Stefanie Vogelsang, die ihre politische Karriere im Stadtteil des Guttemplerhauses, Neukölln, begann, setzte sich für ein einheitliches Mindestalter von 18 Jahren für den Kauf aller alkoholischen Getränke ein. Regelmäßige Kontrollen des Handels durch Testkäufe gefielen ihr jedoch nicht, sie setzte mehr auf freiwillige Einsicht und Appelle an die Betroffenen. Dabei stellte sie eine Neuköllner Initiative »Kafka – Kein Alkohol für Kinder-Aktion« vor, der dies bereits gelungen sei. Skopos Next warf sie finanzielle Interessen an ihren Testkäufen vor, was eine bisher unbekannte Kapitalismus-Kritik in der CDU erkennen ließ und die Frage aufwarf, ob denn die kontrollierten Händler den Alkohol aus purer Nächstenliebe abgäben …

Sabine Bätzing-Lichtenthäler, frühere Bundesdrogenbeauftragte, hielt dagegen Testverkäufe für notwendig, um die Händler an ihre Pflicht zu erinnern, das Alter von jugendlichen Käufern zu überprüfen. Auch für ein Werbeverbot war sie zu haben und besonders gefiel ihr die Guttempler-Forderung nach »Punktnüchternheit«: Autofahren, Berufsleben und Schwangerschaft müssen alkoholfrei sein. Mit Blick auf die jüngste Diskussion der Promillegrenzen bei Radfahrern stellte sie fest: »Mit 1,6 Promille kann ich mein Fahrrad nicht mal mehr halten«.
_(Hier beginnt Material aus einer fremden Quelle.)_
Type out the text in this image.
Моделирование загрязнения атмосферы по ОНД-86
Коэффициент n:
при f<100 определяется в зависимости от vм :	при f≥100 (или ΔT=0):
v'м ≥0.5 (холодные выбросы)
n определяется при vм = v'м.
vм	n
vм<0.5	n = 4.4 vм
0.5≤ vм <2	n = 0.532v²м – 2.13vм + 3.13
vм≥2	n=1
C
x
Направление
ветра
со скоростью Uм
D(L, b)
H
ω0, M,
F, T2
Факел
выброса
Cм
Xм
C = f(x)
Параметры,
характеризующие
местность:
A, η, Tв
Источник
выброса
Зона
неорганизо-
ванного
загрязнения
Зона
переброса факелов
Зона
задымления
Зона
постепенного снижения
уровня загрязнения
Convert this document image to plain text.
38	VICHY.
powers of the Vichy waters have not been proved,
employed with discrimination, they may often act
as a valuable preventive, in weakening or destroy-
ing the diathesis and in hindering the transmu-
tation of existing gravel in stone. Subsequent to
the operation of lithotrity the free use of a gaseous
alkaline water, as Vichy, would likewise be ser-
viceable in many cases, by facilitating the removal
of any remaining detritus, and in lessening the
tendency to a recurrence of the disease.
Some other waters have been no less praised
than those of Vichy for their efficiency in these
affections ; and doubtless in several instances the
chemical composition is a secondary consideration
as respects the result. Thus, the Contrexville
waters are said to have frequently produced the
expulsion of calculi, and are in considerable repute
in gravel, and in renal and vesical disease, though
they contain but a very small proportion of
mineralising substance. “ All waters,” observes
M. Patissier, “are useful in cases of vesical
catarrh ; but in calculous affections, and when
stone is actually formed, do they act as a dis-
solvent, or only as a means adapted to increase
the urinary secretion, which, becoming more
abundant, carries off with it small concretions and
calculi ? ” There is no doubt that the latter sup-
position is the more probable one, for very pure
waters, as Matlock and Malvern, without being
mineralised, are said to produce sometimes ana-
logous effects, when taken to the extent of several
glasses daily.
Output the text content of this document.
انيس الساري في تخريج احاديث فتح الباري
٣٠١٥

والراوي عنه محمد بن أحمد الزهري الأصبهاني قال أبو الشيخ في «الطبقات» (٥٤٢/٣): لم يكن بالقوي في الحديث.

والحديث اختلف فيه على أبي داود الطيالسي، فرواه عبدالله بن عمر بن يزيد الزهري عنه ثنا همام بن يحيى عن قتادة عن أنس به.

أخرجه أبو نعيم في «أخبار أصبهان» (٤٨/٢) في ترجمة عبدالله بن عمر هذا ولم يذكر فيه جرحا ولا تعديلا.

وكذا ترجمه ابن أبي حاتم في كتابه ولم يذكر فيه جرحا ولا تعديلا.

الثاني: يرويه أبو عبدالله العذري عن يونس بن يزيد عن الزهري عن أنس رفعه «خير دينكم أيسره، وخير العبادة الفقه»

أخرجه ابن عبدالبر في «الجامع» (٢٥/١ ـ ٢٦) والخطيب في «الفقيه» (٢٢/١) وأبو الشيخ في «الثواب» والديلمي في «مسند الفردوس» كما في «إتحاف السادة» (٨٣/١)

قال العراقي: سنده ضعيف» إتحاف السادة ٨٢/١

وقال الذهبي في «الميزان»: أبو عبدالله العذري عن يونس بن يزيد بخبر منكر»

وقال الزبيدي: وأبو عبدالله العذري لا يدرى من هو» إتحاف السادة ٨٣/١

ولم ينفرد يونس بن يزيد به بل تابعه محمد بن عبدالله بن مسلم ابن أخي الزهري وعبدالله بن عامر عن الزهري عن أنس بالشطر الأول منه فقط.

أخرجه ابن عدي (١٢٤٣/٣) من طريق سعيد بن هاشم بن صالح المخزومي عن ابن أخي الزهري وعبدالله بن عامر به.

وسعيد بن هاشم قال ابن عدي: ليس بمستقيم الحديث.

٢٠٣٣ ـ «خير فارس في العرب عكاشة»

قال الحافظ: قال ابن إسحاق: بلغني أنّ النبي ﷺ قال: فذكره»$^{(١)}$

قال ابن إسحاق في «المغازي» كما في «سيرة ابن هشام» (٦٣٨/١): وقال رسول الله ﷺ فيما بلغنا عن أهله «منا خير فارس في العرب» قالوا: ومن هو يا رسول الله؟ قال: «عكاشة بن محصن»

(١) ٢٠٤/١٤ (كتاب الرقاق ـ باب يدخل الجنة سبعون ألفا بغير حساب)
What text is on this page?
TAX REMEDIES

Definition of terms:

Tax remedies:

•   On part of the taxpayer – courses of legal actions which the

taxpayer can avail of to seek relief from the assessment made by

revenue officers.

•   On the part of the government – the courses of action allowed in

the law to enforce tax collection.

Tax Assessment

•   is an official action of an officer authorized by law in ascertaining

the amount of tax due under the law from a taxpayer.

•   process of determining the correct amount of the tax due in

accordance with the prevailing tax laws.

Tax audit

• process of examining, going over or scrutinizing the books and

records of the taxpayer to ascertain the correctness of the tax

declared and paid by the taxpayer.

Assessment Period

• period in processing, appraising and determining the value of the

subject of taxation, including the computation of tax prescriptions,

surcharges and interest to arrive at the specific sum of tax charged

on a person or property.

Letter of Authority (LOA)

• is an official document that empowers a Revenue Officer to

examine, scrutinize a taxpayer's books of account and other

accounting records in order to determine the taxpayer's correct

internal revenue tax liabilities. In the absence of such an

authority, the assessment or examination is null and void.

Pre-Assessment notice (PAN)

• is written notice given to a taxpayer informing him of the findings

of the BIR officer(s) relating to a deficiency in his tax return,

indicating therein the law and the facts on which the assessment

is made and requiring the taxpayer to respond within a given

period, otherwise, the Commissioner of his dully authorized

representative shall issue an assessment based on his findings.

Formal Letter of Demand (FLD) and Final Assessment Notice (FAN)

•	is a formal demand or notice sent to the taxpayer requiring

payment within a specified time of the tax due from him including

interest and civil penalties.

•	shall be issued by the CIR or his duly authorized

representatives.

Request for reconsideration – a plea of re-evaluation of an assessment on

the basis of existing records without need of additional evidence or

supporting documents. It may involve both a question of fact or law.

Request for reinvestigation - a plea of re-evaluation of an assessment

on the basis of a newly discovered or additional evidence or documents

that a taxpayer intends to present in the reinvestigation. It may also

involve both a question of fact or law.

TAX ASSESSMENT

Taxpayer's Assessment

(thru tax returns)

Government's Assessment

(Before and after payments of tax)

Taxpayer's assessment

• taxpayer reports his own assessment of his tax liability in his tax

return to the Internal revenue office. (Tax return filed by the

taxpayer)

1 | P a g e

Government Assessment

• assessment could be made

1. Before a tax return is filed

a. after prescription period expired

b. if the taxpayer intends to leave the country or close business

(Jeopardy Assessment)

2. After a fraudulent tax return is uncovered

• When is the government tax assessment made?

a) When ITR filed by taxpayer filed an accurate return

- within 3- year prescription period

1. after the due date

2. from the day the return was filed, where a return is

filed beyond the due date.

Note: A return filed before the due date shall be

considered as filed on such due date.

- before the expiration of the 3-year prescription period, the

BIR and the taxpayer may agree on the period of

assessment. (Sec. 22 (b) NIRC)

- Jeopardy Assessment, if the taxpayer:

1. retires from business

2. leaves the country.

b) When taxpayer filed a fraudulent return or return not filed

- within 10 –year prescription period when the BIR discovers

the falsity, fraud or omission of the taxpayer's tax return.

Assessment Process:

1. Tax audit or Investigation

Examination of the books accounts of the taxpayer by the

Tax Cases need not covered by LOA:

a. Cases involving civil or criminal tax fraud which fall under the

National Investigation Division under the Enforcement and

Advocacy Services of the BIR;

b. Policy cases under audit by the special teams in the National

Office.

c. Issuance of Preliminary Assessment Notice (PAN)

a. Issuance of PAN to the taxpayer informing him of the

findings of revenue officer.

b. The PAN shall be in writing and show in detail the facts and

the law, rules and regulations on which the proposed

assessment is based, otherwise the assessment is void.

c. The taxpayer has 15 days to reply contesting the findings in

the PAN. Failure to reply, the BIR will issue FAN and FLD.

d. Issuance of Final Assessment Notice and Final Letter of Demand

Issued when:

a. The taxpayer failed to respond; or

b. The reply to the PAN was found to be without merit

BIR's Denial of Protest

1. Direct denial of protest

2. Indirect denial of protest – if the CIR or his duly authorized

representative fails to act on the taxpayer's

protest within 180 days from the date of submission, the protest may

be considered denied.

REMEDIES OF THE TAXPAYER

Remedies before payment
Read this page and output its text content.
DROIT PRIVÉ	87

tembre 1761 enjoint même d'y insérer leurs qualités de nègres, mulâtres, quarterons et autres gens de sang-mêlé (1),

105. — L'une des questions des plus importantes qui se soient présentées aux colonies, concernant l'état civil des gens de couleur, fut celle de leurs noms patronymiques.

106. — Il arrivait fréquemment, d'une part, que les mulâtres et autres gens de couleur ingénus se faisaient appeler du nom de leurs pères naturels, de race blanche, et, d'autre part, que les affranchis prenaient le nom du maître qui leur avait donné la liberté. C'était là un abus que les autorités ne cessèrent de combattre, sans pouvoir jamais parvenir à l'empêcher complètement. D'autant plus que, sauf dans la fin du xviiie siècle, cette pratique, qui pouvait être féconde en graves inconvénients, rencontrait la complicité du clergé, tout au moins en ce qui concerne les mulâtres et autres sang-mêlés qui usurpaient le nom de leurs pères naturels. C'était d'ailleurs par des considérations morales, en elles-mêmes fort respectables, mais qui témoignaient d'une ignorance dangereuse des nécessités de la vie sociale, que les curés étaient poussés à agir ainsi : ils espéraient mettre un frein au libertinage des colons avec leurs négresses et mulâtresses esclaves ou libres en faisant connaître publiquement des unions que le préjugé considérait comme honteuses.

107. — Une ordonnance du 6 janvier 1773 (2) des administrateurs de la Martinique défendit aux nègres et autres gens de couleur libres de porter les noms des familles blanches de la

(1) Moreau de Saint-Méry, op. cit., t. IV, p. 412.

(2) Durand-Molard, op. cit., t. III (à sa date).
Dr. Harald Terpe, drogenpolitischer Sprecher der grünen Bundestagsfraktion, hielt Testverkäufe und Werbeverbot ebenfalls für unverzichtbare Maßnahmen zur Senkung des zu hohen Alkoholkonsums in Deutschland. Und er wollte Deutschland nicht länger als Bremser auf europäischer Ebene erleben, wenn es um die Umsetzung der von der Weltgesundheitsorganisation vorgeschlagenen alkoholpolitischen Maßnahmen gehe.

Prof. Dr. Gerd Glaeske, eher bekannt als regelmäßiger Pharmakritiker im »Jahrbuch Sucht«, stellte seine in Bremen mit Kollegen gegründete Initiative gegen Alkoholwerbung im Sport vor, die bereits erste Erfolge zeige. So unterstützte der Bremer Gesundheitsenator inzwischen diese Forderung, und auch Werder Bremen-Manager begännen über mögliche andere Sponsoren als die heimische Brauerei nachzudenken. Er hielt es für wichtig, ein gesellschaftliches Klima zu schaffen, in dem Händler, die sich um den Jugendschutz bemühen, ein positives Image bekämen – das wäre viel wertvoller als ihnen mit Kontrollen und Sanktionen zu drohen.

Sandra Weckbecker von Skopos Next stellte überraschende Ergebnisse einer Online-Umfrage zu Alkoholtestkäufen vor, bei der 97 % aller Befragten sich positiv zu diesen Kontrollen äußerten. Wichtig war besonders den Eltern der jugendlichen Testkäufer der Datenschutz, eine pädagogische Begleitung und dass deren Alter nicht unter 16 Jahren liegen sollte. Auch der Geschäftsführer des Unternehmens, Thomas Starsetzki, bekräftigte den Erfolg von Testkäufen: bei den kontrollierten Händlern sei die Quote von 40 % auf 25 % zurückgegangen, bei denen die Testkäufer »erfolgreich« Alkohol hätten kaufen können – was natürlich immer noch zu viel sei. Hier helfe nur eine andauernde Fortsetzung der Kontrollen.

In der Abschlussrunde gab es eine überraschend große Koalition von CDU, SPD und Grünen: alle Abgeordneten hielten Preiserhöhungen, Werbeverbote und verminderte »Griffnähe« für notwendige alkoholpolitische Maßnahmen, um die gesundheitlichen Schäden des Alkoholverbrauchs zu senken.